La historia se cimenta de asona­das, de luchas de moros y cristianos, de repoblación continua enmarca­da por una cenefa jaquelada romá­nica. Se nutre luego de castilleras andanzas, y en fin, aparece la som­bra de unas manos únicas, todopo­derosas, a ratos nobles y profusas, a ratos codiciosas: los Mendozas. Ellos -Iñigos, Diegos y Pedros- encontraron desde aquí seguras las más altas sillas del reino: el almirantazgo, la primacía, la cancillería o la embajada. Si desde Guadalaja­ra salieron con rumbos guerreros, aquí volvían a pensar, a procerar, a escribir. La añoranza de esta tierra estuvo siempre en sus corazones: desde Flandes, a las Indias, los Mendozas pusieron en Guadalajara sus sueños. Y su reliquia es hoy nuestra tierra.
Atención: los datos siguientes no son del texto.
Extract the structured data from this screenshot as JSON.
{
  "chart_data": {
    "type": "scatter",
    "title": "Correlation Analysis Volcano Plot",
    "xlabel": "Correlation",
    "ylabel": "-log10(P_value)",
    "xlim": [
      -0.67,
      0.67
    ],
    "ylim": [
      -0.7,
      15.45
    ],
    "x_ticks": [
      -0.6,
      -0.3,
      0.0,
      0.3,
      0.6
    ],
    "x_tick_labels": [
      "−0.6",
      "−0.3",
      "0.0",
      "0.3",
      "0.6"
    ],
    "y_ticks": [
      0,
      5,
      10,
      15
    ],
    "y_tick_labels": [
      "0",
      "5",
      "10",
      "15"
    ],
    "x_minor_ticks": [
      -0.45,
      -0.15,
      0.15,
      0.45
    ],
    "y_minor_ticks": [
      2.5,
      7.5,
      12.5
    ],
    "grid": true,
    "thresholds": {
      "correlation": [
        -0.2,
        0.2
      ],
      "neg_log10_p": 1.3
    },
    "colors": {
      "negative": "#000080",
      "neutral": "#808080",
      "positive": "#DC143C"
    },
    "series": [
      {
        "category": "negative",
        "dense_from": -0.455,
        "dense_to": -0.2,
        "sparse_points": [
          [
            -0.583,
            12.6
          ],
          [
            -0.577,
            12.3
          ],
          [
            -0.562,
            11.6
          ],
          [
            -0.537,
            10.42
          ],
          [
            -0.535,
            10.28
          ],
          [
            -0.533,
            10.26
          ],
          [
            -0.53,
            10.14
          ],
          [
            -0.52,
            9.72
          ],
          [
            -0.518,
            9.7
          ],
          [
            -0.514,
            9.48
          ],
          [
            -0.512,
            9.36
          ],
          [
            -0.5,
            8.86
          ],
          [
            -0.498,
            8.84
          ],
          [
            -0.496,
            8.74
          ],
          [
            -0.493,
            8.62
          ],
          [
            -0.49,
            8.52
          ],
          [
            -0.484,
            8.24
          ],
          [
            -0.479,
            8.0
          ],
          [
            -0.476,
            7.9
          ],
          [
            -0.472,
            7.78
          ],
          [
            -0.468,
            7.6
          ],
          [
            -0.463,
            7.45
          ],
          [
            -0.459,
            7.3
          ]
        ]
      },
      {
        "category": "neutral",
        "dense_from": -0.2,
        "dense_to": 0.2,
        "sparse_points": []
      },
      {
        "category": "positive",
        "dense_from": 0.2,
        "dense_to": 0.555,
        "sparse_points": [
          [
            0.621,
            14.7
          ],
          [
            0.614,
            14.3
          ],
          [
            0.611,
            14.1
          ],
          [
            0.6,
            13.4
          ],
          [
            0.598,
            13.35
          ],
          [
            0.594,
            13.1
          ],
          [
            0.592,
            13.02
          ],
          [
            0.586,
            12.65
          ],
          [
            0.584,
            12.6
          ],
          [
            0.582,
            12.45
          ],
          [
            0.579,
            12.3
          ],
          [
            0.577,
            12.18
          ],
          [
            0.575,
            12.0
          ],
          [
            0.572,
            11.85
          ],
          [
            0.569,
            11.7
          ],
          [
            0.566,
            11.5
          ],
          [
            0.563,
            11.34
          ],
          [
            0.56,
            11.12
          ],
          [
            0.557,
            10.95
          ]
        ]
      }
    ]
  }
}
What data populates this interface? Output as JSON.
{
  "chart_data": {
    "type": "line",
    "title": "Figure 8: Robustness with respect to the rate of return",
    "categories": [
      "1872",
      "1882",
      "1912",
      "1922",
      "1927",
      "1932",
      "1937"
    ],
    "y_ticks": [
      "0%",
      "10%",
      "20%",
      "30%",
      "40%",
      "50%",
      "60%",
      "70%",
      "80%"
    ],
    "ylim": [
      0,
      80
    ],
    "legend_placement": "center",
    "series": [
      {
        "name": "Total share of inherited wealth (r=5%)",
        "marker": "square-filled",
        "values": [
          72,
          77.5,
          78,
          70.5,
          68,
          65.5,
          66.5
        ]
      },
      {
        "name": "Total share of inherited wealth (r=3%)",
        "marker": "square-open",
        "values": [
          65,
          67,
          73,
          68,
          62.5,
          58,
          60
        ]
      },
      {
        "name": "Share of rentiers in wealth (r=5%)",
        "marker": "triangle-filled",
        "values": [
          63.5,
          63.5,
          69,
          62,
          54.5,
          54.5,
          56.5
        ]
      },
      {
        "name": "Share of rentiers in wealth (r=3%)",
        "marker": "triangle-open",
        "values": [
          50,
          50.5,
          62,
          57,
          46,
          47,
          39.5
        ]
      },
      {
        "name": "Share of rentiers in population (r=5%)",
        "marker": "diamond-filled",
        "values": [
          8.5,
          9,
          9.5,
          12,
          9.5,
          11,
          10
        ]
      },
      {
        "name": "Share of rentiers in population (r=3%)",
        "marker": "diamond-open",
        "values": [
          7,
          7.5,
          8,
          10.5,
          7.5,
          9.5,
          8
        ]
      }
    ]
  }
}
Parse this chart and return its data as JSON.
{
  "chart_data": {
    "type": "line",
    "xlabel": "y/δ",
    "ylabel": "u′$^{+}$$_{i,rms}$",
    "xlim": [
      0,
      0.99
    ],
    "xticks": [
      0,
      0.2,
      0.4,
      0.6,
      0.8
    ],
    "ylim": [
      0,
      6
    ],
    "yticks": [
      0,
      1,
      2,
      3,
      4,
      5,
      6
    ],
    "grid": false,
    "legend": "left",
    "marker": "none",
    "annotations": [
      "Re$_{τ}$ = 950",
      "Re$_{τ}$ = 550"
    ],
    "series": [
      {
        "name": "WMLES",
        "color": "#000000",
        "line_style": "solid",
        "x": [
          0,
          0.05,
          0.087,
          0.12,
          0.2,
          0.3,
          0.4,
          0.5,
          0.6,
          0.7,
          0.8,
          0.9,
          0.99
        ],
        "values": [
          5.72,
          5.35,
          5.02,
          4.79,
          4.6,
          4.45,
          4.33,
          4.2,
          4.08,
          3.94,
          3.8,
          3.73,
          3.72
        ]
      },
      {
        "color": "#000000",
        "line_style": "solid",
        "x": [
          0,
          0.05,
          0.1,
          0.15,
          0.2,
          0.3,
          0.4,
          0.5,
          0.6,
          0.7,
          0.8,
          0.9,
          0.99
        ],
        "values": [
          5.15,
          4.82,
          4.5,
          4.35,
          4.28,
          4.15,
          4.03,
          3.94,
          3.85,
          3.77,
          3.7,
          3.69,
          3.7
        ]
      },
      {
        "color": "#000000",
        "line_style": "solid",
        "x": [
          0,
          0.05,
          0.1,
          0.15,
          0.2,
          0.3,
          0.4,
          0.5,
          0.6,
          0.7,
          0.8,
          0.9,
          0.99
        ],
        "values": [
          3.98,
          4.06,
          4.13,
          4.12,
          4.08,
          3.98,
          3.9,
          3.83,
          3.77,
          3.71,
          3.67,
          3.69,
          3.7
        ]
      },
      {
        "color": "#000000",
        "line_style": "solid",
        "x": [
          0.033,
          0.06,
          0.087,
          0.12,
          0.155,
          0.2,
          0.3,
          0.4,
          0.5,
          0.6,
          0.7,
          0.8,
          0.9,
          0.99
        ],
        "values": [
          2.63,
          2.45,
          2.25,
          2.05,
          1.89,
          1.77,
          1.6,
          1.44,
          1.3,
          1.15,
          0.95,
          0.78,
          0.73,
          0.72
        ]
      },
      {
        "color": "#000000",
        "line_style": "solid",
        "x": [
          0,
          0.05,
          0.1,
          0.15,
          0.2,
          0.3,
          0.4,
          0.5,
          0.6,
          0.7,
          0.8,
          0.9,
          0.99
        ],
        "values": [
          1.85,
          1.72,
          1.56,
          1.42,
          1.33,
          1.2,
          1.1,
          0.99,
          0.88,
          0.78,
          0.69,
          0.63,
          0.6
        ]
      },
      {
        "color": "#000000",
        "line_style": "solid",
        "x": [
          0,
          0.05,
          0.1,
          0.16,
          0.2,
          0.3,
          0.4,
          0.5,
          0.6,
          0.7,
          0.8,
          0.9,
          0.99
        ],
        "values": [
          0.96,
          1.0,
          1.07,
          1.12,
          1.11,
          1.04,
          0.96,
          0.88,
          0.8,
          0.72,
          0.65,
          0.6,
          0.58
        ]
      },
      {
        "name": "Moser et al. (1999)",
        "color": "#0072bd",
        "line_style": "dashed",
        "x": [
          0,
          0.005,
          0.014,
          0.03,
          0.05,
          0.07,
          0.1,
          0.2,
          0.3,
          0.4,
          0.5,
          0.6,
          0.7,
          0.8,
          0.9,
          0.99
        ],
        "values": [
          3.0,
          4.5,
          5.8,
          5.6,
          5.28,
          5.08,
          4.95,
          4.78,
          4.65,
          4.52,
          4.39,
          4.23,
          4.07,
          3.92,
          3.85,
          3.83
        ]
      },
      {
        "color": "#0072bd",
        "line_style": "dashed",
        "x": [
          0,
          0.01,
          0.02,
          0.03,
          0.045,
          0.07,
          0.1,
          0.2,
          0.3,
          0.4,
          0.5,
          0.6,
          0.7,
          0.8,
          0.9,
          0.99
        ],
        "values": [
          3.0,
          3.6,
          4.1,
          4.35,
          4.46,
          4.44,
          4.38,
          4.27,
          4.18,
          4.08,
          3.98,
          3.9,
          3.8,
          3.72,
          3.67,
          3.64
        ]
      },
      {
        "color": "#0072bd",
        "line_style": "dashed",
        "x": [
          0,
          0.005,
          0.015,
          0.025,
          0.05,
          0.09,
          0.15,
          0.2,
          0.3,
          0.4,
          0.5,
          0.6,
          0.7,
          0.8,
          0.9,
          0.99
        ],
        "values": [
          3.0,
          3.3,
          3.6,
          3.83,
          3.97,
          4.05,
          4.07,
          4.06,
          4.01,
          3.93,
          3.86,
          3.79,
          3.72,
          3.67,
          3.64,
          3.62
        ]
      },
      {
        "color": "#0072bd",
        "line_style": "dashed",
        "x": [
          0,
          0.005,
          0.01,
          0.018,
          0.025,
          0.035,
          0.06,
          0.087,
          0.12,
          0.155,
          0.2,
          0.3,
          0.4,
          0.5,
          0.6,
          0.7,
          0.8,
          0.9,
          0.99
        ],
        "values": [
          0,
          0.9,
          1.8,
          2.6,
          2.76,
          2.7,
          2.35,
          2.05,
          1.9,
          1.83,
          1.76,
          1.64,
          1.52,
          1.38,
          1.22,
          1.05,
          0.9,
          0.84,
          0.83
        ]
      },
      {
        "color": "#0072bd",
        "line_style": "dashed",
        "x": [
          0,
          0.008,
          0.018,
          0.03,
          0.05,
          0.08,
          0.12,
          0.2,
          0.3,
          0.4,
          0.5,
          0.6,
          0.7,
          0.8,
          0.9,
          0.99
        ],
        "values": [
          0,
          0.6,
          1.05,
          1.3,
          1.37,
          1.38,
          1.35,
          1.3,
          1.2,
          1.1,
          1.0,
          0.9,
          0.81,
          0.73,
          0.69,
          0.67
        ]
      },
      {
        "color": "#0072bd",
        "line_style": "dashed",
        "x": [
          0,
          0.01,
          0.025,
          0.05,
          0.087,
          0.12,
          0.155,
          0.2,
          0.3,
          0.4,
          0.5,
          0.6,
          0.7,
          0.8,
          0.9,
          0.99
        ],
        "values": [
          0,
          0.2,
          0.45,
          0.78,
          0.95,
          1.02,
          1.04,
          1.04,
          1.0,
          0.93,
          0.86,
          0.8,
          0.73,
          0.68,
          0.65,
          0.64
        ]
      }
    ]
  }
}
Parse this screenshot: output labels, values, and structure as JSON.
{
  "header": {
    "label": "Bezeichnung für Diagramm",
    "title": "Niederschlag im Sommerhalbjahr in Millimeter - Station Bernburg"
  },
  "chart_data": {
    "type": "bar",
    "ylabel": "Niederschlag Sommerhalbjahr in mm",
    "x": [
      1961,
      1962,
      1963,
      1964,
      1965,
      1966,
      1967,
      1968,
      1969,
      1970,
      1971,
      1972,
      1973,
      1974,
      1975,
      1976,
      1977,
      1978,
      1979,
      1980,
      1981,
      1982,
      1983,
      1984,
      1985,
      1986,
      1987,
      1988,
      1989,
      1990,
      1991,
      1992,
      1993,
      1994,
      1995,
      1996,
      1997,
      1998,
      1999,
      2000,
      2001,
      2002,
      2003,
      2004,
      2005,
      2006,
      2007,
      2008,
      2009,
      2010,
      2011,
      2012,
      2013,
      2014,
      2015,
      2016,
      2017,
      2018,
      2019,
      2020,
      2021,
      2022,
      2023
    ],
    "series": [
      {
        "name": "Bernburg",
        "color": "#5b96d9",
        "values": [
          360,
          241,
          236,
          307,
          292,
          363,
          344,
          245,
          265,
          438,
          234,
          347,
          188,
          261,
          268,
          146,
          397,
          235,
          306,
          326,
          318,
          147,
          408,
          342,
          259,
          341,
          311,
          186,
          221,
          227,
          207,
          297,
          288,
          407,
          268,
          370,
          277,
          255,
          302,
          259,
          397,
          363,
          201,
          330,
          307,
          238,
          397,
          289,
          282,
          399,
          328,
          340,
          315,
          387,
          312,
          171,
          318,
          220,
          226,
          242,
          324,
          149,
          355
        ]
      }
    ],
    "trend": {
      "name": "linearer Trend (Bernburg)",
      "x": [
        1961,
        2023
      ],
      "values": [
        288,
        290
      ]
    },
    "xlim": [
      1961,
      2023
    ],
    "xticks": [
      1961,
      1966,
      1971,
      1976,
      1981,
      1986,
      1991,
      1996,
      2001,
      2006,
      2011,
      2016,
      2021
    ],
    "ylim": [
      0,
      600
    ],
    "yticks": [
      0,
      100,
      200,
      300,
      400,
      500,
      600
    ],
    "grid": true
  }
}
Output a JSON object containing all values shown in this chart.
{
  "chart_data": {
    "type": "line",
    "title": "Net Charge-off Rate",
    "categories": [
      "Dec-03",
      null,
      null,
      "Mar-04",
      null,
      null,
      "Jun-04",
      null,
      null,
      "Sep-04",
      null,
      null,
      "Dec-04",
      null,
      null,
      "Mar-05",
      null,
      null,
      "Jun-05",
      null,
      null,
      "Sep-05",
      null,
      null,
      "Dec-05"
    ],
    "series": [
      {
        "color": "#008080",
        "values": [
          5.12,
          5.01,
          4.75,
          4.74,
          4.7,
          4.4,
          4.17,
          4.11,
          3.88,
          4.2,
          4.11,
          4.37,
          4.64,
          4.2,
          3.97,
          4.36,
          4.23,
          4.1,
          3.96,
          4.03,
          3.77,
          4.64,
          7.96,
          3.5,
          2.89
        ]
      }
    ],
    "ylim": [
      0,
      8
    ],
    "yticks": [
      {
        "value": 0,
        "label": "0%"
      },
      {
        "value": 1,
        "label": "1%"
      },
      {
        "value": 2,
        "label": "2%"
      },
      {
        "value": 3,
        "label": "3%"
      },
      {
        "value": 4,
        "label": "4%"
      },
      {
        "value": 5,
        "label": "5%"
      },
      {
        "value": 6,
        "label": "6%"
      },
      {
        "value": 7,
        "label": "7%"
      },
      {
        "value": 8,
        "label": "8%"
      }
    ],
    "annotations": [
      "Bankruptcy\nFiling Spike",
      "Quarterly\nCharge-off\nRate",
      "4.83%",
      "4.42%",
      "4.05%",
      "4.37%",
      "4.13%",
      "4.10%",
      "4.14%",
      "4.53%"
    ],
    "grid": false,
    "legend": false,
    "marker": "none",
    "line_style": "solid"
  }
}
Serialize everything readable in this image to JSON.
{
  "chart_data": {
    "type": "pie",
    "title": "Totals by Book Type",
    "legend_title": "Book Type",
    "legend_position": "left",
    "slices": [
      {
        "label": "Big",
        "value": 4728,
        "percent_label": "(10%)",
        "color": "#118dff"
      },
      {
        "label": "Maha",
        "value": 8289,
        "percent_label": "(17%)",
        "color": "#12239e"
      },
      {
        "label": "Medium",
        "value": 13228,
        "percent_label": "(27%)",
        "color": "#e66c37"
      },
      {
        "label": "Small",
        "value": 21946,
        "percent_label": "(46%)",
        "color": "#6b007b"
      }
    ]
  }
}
Incluso no podemos olvidar las referencias a la economía de autoabastecimiento a que se vio sometida, durante siglos, esta tierra. Recuerdos quedan hoy solamente de lo que fueron sus ganados, sus lanas, sus paños. De lo que sus campos de cereal producían, en cantidades ingentes, incluso para exportar. ­De sus vinos ‑los de Illana, Mondéjar, Sayatón- o incluso de su miel, que hoy ni siquiera se sabe aprovechar en la medida que su fa­ma internacional ha ganado. En una época en que las grandes fuentes de energía dan la clave del desarrollo. Guadalajara se transforma en una de las primeras productoras de energía nuclear en España. Ya sólo nos falta una bolsa de petróleo de­bajo de la árida faz de las parameras molinesas…

Y tanto dato, tanta cifra, tanto recuerdo estaba falto de una cone­xión lógica. Han sido, sin duda, los escritores, los cronistas, los poetas que se han dedicado a indagar y nombrar a Guadalajara, quienes han hecho realmente el milagro ­de definir, de acaudalar conceptos y razones para tener de nuestra tierra un nombre cierto Layna Serrano con José Antonio Ochaíta; Juan Ca­talina García con José de Juan; Suá­rez de Puga con Sanz y Díaz… y un largo etcétera de nombres que han dispuesto, en su afán, dar vida real, concreta, certera a Guadalajara.

Incluso hechos como los que mañana y pasado se celebrarán en Molina, Días de la Provincia en los que el espíritu y los cuerpos de la tierra se aúnan en un grito, vienen a levantar la estatua, a clarificar sus perfiles, a entregarnos a todos la concreta imagen de Guadalajara. Es por ello que mañana, en Molina de Aragón, nuestra tierra será to­davía un poco mejor, más bella, más fuerte, más próspera y más que­rida por todos.